Intel trucks’ content no one's business, says PM
DİYARBAKIR
Turkey's Prime Minister Ahmet Davutoglu addresses his supporters during an election rally for Turkey's June 7 parliamentary elections in Ankara, Turkey, May 30, 2015. Reuters Photo
Questioning the content of trucks that were stopped by the gendarmerie while carrying “logistical assistance to Turkmens” in Syria last year was nobody’s business, Turkish PM Ahmet Davutoğlu has said, drawing attention to the timing of publications accusing Turkey of delivering weapons to rebel groups in the neighboring country.“Why do they reveal these things after so many times: to depict the AK Party [Justice and Development Party] as a party supporting terrorist groups before the elections? This is manipulation. What do [the trucks] contain? Its content is nobody’s business but its destination and objectives,” Davutoğlu told private broadcaster Habertürk in an interview on May 31.

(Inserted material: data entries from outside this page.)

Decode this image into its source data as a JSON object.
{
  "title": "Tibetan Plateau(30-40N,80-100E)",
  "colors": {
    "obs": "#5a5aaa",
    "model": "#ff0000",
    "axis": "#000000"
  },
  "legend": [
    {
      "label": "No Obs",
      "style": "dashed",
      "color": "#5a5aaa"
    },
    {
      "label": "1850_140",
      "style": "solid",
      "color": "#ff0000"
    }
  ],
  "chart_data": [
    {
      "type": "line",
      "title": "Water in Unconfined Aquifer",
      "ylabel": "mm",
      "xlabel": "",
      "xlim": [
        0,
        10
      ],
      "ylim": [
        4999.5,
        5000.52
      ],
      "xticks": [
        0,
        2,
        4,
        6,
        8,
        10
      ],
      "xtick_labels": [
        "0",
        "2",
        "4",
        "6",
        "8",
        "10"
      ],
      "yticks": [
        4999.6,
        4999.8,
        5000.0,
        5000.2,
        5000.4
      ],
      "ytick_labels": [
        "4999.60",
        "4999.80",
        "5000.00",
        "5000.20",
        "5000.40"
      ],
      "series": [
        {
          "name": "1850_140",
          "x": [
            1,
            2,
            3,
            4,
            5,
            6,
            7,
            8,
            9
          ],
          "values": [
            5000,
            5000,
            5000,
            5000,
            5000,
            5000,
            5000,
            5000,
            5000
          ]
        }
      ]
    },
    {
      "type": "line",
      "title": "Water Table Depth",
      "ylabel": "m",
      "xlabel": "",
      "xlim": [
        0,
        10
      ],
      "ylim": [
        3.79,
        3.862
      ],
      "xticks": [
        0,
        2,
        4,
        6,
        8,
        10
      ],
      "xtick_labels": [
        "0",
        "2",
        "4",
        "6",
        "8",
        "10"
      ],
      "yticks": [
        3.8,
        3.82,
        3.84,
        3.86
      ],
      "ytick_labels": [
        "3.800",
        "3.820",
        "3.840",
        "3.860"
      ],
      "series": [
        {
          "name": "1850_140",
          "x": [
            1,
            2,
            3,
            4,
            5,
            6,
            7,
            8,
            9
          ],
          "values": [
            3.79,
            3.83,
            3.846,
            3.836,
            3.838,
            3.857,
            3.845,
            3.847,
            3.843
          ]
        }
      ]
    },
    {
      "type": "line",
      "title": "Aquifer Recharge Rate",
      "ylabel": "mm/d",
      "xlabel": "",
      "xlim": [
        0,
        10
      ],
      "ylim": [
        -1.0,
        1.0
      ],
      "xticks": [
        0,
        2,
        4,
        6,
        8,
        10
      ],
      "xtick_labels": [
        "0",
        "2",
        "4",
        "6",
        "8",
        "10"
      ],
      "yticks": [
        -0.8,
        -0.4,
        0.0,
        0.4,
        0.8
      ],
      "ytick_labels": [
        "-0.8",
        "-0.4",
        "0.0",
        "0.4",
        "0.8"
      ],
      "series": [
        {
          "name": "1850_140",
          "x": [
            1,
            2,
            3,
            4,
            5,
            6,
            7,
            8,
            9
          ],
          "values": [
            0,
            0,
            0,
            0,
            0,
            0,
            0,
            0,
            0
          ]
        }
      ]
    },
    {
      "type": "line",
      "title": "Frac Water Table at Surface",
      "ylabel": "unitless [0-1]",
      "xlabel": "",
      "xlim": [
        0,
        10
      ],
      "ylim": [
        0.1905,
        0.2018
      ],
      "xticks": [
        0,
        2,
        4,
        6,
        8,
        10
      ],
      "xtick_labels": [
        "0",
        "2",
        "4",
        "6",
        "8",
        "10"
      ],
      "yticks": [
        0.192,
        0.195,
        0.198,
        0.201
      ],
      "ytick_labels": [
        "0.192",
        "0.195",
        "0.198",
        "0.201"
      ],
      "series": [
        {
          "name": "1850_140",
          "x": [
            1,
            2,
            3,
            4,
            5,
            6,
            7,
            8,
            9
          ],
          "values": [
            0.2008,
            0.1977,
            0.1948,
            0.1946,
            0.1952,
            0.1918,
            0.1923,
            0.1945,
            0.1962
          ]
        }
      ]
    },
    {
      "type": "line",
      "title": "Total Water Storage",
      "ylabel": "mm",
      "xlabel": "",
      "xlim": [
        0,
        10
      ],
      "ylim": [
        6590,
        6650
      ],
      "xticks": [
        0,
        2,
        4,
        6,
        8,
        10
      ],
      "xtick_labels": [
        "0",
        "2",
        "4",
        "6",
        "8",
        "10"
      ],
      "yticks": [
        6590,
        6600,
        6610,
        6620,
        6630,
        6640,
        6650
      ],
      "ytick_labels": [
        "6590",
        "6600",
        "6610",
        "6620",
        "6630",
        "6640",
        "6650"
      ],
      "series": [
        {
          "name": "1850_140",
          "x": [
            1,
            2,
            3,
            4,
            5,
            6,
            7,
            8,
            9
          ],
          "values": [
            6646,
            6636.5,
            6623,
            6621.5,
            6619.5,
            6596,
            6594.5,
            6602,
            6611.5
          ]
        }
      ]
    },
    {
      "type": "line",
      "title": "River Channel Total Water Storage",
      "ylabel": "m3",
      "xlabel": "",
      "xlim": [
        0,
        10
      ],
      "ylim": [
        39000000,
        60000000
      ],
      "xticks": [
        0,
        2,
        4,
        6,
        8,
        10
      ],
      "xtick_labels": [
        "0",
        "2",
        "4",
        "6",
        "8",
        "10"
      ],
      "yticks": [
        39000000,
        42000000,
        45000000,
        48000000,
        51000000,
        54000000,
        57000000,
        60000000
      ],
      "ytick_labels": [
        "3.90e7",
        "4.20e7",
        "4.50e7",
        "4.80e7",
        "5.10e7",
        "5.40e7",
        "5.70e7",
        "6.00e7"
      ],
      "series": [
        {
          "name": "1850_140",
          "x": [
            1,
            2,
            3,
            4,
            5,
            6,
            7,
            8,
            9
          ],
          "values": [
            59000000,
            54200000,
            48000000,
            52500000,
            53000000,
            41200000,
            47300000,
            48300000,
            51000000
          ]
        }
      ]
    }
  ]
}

Daily Cumhuriyet published video footage of mortar shells, grenade launchers and tens of thousands of rounds of ammunition stashed under boxes containing antibiotics and marked “fragile” on May 29. The footage was from a search of trucks conducted by local security forces in January 2014 in southern Turkey near the Syrian border on suspicion that they were smuggling arms into Syria. During the search, the gendarmerie found personnel of the Turkish National Intelligence Organization (MİT) on board.
Davutoğlu said the trucks were carrying logistical support to Turkmens who were suffering from President Bashar al-Assad’s army’s assaults, adding that if Turkey had not supported them, an additional 500,000 refugees would have fled to Turkey. Calling the issue a “state secret,” Davutoğlu said he instructed Turkish institutions to carefully look after Turkmens in Syria against the al-Assad government.
Reiterating that Turkey would not stay indifferent to the regional developments in its region, Davutoğlu said they would not tolerate those trying to launch a smear campaign against Turkey in the international arena.
“The necessary response will be given to this. There is no account Turkey cannot give. Turkey has never supported terrorist organizations anywhere, anyhow. It has not even a little stain on its record,” he said.
Prosecutors have opened up an anti-terrorism investigation into Cumhuriyet over its publication.